This past week, I read an exciting article on the Open Data Kit (ODK), "Open Source Data Collection in the Developing World", in the October issue of the IEEE Computer magazine. You can download a copy from the University of Washington's Computer Science and Engineering site. To give you an idea what it's all about, I've embedded here a short video from the ODK's project page at Google Code:
The technology is wonderful, but the article got me thinking about something only tangentially related, implied in the story: what constitutes the "developing world"? I've visited people in northern Peru who live on a dollar or two a day, with reasonable quality of life as long as things don't go wrong (which of course they always do, eventually, for each and every one of them). One remote village I visited, La Arena in the region and province of Piura, has been in existence since 1826, and hasn't changed a whole lot in its 183-year history. Their medical care is probably better than it was a century and a half ago, but not by much, and the ODK has promise to make some quantum-leap improvements in that realm.

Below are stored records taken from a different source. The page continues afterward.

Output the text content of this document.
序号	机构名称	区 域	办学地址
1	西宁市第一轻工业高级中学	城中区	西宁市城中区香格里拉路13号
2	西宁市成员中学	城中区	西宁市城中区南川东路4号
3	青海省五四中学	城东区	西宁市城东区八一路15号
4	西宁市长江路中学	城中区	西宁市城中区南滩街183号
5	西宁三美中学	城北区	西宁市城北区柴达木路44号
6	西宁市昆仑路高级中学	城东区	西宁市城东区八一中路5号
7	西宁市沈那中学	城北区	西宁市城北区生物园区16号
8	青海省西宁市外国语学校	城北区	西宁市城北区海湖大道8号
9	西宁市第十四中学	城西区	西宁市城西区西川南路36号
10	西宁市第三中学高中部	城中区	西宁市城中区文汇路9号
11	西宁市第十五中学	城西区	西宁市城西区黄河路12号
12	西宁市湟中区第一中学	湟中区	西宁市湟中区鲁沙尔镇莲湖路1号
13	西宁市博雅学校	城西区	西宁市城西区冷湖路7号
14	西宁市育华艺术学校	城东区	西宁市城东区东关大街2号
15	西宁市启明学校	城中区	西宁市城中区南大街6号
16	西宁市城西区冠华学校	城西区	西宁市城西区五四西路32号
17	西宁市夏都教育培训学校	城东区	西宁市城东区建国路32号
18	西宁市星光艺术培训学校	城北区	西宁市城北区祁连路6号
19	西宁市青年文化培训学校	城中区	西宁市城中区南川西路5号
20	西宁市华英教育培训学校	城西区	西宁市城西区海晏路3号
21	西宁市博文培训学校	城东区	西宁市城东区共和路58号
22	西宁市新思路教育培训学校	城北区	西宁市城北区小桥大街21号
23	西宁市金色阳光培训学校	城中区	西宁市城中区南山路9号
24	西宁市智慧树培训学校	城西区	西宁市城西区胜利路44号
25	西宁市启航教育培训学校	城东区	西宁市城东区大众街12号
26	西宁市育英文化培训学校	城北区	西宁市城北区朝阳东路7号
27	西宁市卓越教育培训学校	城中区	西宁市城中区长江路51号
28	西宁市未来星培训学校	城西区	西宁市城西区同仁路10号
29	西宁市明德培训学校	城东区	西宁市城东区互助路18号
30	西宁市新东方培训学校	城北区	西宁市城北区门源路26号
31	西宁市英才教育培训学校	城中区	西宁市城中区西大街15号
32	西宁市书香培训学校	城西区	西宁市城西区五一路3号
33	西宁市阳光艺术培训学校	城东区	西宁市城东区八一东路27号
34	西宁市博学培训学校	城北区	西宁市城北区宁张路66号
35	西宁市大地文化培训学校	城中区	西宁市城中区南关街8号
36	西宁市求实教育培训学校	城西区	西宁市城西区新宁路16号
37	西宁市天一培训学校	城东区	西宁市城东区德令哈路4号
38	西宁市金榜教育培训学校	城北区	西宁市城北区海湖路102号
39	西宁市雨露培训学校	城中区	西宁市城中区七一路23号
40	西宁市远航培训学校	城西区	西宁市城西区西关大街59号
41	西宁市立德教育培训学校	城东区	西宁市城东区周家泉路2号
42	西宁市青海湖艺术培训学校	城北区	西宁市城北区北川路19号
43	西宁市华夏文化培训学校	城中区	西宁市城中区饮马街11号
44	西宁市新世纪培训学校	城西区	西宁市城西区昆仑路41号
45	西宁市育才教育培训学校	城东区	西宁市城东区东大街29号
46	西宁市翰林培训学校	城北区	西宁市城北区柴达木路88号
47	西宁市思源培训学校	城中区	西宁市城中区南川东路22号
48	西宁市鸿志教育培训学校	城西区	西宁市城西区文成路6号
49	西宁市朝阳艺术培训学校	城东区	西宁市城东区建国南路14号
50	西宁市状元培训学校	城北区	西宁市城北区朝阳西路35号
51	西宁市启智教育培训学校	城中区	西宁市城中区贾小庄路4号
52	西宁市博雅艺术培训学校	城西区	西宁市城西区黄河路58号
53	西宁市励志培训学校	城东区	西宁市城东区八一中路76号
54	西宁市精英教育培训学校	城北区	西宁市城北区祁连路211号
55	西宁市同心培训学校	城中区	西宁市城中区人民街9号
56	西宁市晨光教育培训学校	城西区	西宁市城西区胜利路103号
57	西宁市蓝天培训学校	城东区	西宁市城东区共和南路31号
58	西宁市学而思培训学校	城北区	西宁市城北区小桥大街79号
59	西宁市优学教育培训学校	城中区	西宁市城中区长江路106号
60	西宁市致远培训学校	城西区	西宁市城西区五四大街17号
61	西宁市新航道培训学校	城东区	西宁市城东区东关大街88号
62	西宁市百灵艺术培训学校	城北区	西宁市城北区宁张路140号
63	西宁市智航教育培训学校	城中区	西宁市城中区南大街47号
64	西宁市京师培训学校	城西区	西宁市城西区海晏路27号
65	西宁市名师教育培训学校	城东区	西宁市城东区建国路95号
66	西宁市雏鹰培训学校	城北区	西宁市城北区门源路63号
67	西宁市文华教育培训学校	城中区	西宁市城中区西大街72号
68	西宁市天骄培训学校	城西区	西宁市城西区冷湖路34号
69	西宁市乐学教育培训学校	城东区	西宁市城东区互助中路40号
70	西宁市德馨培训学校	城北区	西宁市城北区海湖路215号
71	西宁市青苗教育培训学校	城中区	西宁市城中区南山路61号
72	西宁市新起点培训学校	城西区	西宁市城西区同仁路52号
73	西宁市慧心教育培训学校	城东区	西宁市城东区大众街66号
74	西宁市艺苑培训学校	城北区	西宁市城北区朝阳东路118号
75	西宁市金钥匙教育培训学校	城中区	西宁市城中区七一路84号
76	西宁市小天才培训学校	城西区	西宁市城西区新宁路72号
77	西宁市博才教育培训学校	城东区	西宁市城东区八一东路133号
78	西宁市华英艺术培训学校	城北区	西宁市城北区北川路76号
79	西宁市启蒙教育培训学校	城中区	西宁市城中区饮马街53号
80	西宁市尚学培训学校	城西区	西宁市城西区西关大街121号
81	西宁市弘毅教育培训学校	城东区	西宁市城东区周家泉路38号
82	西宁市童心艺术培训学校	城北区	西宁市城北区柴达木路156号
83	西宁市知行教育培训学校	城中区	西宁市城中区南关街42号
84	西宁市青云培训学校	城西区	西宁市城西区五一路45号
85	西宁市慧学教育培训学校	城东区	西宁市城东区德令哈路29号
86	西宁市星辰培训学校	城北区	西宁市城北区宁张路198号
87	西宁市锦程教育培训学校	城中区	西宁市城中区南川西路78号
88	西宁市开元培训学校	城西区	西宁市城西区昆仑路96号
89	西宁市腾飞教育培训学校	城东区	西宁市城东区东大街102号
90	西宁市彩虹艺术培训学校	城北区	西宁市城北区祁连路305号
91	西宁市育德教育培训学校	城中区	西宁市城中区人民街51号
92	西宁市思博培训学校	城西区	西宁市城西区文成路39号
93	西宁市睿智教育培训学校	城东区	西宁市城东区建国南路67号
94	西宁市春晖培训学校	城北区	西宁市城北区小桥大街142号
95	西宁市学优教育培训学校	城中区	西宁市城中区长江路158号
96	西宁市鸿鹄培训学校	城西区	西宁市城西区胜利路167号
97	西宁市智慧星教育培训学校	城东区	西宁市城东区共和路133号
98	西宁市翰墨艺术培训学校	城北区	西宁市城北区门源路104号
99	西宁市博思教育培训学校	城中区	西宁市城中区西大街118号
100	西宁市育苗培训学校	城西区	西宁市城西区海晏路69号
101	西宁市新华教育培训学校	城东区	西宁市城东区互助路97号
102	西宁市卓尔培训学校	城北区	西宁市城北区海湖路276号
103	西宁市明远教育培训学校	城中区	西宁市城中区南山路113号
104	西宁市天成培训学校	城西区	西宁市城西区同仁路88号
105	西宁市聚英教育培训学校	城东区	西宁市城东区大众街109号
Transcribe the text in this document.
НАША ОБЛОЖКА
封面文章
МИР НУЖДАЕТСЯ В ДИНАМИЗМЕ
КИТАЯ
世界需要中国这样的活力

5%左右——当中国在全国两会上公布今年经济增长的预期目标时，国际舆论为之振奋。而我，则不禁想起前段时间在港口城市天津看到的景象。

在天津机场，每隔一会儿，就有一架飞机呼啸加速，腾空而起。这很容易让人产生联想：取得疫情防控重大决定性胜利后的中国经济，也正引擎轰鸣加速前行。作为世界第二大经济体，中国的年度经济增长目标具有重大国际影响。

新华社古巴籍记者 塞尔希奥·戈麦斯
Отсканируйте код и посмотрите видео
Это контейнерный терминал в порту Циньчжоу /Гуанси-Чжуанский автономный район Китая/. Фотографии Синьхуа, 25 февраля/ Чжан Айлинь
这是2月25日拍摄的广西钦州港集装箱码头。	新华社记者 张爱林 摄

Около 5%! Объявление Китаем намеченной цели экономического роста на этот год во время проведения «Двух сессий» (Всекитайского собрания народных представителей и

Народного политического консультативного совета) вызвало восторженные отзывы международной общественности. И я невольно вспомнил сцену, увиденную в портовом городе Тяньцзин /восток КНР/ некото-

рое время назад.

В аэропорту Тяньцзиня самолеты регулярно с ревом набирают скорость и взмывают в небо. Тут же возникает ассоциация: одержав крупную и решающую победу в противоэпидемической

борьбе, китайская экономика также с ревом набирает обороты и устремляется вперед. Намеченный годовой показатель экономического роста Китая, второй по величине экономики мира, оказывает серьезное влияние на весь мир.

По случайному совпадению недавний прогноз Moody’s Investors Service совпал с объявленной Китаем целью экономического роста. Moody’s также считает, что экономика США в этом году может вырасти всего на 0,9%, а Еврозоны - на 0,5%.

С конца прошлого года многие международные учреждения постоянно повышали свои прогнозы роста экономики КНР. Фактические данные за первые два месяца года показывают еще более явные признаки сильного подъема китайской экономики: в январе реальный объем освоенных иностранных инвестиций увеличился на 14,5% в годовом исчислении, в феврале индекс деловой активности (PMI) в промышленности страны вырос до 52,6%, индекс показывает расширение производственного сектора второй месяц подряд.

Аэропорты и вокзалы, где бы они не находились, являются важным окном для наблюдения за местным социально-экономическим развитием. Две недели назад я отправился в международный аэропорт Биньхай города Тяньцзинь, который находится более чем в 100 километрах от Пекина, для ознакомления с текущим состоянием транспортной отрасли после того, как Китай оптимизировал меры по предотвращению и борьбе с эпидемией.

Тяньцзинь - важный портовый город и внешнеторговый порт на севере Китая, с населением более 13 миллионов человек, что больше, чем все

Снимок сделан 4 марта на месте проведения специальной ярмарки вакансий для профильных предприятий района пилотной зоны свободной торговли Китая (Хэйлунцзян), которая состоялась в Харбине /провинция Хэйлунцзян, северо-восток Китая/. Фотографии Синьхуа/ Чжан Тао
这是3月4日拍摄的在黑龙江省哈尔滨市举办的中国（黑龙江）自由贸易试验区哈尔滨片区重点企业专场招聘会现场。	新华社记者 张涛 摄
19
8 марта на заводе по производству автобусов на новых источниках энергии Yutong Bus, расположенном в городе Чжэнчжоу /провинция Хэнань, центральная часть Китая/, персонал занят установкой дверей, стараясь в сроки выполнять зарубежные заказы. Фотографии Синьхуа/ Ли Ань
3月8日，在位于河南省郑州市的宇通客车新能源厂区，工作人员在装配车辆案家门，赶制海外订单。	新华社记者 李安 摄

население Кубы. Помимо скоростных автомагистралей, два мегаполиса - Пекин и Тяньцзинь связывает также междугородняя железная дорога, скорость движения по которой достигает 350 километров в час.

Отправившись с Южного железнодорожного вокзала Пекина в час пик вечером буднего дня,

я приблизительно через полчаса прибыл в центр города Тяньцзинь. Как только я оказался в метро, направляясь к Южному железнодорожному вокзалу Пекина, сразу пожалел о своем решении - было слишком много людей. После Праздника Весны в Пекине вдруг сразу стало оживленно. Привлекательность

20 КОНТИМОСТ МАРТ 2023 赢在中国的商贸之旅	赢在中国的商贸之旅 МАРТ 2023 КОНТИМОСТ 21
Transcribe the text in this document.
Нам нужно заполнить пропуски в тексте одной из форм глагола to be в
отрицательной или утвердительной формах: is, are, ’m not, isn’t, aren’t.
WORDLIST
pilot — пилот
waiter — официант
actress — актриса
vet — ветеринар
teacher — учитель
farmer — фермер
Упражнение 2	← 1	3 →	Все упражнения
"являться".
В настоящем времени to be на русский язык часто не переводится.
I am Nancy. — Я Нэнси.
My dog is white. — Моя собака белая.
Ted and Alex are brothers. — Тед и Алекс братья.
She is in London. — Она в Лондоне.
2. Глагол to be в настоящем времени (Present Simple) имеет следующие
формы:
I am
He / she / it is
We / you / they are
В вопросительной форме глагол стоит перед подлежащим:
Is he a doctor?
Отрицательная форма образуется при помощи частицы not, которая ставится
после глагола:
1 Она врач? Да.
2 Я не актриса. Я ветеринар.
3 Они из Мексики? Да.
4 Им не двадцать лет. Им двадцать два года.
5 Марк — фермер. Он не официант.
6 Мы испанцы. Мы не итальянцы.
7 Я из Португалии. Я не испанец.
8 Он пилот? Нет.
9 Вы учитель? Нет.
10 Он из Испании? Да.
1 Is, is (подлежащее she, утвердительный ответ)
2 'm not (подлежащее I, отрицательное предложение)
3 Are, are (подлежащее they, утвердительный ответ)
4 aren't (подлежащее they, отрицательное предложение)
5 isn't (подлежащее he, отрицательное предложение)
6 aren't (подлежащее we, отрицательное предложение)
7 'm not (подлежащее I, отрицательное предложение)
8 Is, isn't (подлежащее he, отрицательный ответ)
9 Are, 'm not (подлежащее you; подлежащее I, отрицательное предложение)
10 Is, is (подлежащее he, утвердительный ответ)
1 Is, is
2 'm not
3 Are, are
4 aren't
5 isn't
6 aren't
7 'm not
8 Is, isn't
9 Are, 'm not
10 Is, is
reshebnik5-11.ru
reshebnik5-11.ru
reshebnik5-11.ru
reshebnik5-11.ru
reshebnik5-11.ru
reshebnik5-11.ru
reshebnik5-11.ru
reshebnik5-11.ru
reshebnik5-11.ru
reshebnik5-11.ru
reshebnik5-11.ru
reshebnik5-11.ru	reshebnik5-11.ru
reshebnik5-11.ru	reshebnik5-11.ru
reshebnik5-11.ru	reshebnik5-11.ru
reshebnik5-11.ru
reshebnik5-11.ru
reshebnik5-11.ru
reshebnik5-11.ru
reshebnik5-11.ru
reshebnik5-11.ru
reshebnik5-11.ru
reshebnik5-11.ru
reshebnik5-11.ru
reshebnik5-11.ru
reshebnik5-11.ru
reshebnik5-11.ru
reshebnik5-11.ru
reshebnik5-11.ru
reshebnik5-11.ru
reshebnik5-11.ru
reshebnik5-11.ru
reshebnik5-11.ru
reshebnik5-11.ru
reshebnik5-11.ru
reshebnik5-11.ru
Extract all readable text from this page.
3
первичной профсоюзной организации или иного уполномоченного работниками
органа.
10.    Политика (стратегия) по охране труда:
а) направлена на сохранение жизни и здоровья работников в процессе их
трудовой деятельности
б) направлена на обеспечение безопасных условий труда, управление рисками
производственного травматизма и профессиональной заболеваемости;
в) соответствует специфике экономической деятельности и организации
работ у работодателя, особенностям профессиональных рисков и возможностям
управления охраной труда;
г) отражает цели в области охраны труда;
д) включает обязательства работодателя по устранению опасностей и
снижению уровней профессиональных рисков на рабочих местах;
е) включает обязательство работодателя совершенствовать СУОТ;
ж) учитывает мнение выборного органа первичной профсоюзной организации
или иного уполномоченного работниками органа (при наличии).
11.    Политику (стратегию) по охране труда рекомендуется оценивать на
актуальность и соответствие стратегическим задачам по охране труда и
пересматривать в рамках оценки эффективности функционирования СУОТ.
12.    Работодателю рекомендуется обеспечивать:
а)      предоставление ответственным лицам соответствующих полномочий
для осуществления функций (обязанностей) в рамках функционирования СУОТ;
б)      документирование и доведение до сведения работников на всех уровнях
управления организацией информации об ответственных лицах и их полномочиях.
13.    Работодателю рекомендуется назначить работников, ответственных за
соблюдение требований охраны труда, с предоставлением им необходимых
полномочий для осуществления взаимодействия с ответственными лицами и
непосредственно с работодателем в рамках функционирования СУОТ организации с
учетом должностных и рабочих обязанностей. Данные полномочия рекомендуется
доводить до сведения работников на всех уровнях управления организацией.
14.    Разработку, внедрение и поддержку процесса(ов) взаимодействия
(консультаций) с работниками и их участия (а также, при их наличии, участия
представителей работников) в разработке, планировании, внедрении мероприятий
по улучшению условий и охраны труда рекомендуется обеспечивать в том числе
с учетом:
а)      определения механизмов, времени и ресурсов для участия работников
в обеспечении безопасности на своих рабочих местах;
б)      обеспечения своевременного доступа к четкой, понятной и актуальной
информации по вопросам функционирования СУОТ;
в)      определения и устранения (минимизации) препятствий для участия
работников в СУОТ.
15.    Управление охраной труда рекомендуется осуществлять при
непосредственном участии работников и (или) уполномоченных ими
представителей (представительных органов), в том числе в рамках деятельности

I began to wonder if the "developing world" isn't much closer to home, though. There are pockets of poverty within two hundred miles of Ann Arbor, in both rural and urban areas, that are similar in some ways to what I saw in La Arena, perhaps not in the level of income but in other factors: the degree of disparity between their economic situation and that of the richest segment of the country's population, for example, and the degree of hope for a better life for one's children.
I can see a lot of ways in which the ODK could improve health care delivery in Michigan's less economically advantaged areas, especially if coupled with a lightweight EMR system like the one marketed by Cielo Medsolutions (disclosure: I consult for Cielo at times, and its principals are friends of mine). Because my involvement in biomedical informatics is in the area of clinical research, I can also see a lot of ways in which ODK could further in situ research in areas such as comparative effectiveness and health disparities. This would be especially effective if the research were conducted through the practice-based research network (PBRN) with which the University of Michigan is affiliated, the Great Lakes Research in Practice Network (GRIN).
If time permits, I will be exploring the ODK further. If I do, I'll report my findings.